Suas primeiras bandas foram as breves
Static e Theoretical Girls. Com elas, Branca começou
a dar forma ao seu estilo nada ortodoxo de tocar guitarra mesclando afinações alternativas, repetições e séries harmônicas, tudo no volume máximo. À certa altura ele começou a
procurar mais guitarristas para compor sua orquestra e em 1980 estreou o primeiro sexteto – quatro guitarras, baixo e bateria – no EP “Lesson No. 1”. Hoje considerado uma obra essencial da no wave, o debut de duas faixas abriu alas para a entrada de Lee Ranaldo e o começo da composição do trabalho definitivo de Branca:
Uma linha de baixo penetrante, tons e caixa
em sintonia e então – !!! – uma parede sonora tão ensurdecedora quanto cacos de
vidro furando os tímpanos formada por quatro guitarras em comunhão ritualística. Lesson No. 2 abre “The Ascension”
criando um clima opressor e onipresente.
O nome foi inspirado no homônimo disco de
John Coltrane, um marco do free jazz, e a configuração da banda lembra a
divisão entre sax barítono, alto, tenor e soprano. No texto da reedição de 2003,
Lee Ranaldo confirma a analogia. Não por acaso, posteriormente Branca passou a
batizar suas composições como sinfonias.
E faz todo o sentido. O entrosamento
completo entre os guitarristas, cada um criando uma base diferente até todas
entrarem em uníssono, é comparável ao trabalho de uma orquestra de tamanho
reduzido. Glenn é o bandleader, o maestro que faz a orquestra ir do
caótico ao melódico sutilmente.
As cinco peças instrumentais soam como uma busca pela ascensão, e quando a derradeira faixa-título finalmente chega a um terreno acima de nós, acaba sem delongas e
deixa o ouvinte arfando por mais. Por essas e por outras, “The Ascension”
transcendeu a no wave e o rock’n’roll e tem um lugar só seu na História da
música.
Glenn Branca e seus discípulos. Detalhe para os dois primeiros da esquerda para a direita.KOOL THING!
E
depois?
Ao contrário do punk, a no wave
não se transformou num fenômeno cultural badalado, muito menos teve um fim definido. Mas o
termo não caiu em desuso e permeia a música alternativa até os dias de hoje.

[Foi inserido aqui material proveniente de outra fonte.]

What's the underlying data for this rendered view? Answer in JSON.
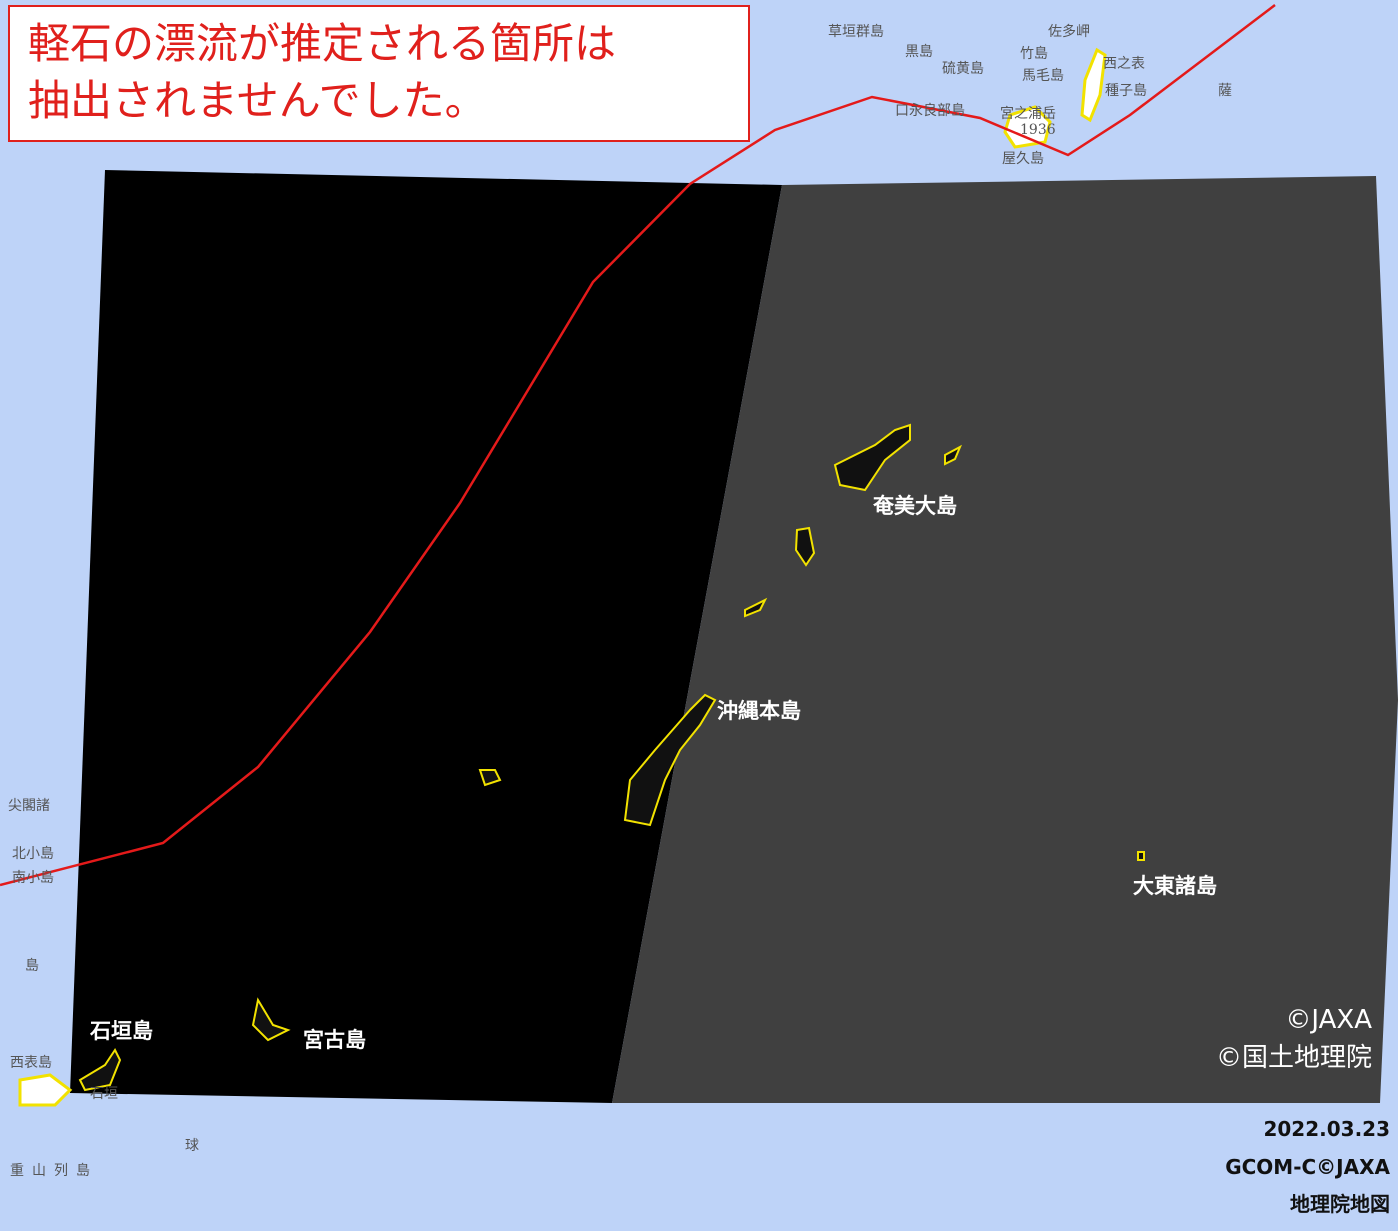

O Sonic
Youth, exemplo mais conhecido da influência do movimento, criou-se no
underground novaiorquino e era classificado como no wave nos primórdios.
A importância da obra de Glenn Branca para a dupla Thurston Moore e Lee Ranaldo
é inestimável e facilmente perceptível. Alguns nomes do pós-punk, como Public
Image Ltd. e Swans, também usaram a experimentação indiscriminada como
referência.
Quanto aos no-wavers originais,
alguns desapareceram no submundo e outros conseguiram manter a relevância. É o
caso de Lydia Lunch, dona de uma vasta discografia e carreira respeitável como
fotógrafa, poeta e atriz. O Contortions faz shows esporádicos e chegou a vir a São Paulo capital em 2013. Glenn Branca, o artista mais
consagrado a sair da cena, segue escrevendo peças, tanto para guitarras quanto
para orquestras convencionais, e é endeusado na Europa.
Mais recentemente, saiu no
exterior o livro “No wave: post-punk. Underground. New York. 1976-1980”,
escrito por Thurston Moore e Byron Coley, que me parece muito interessante e dificilmente será publicado por aqui. Diversas coletâneas abordando grupos
ainda mais obscuros surgem ocasionalmente, bem como documentários, sendo a
produção “Kill Your Idols” a mais citada.
Para terminar, uma frase de
Lydia Lunch que explica e sintetiza o espírito desordeiro da no wave: “The whole
fucking country was nihilistic. What did we come out of? The lie of the Summer
of Love into Charles Manson and the Vietnam War. Where is the positivity?”. Perfeito. É isso aí.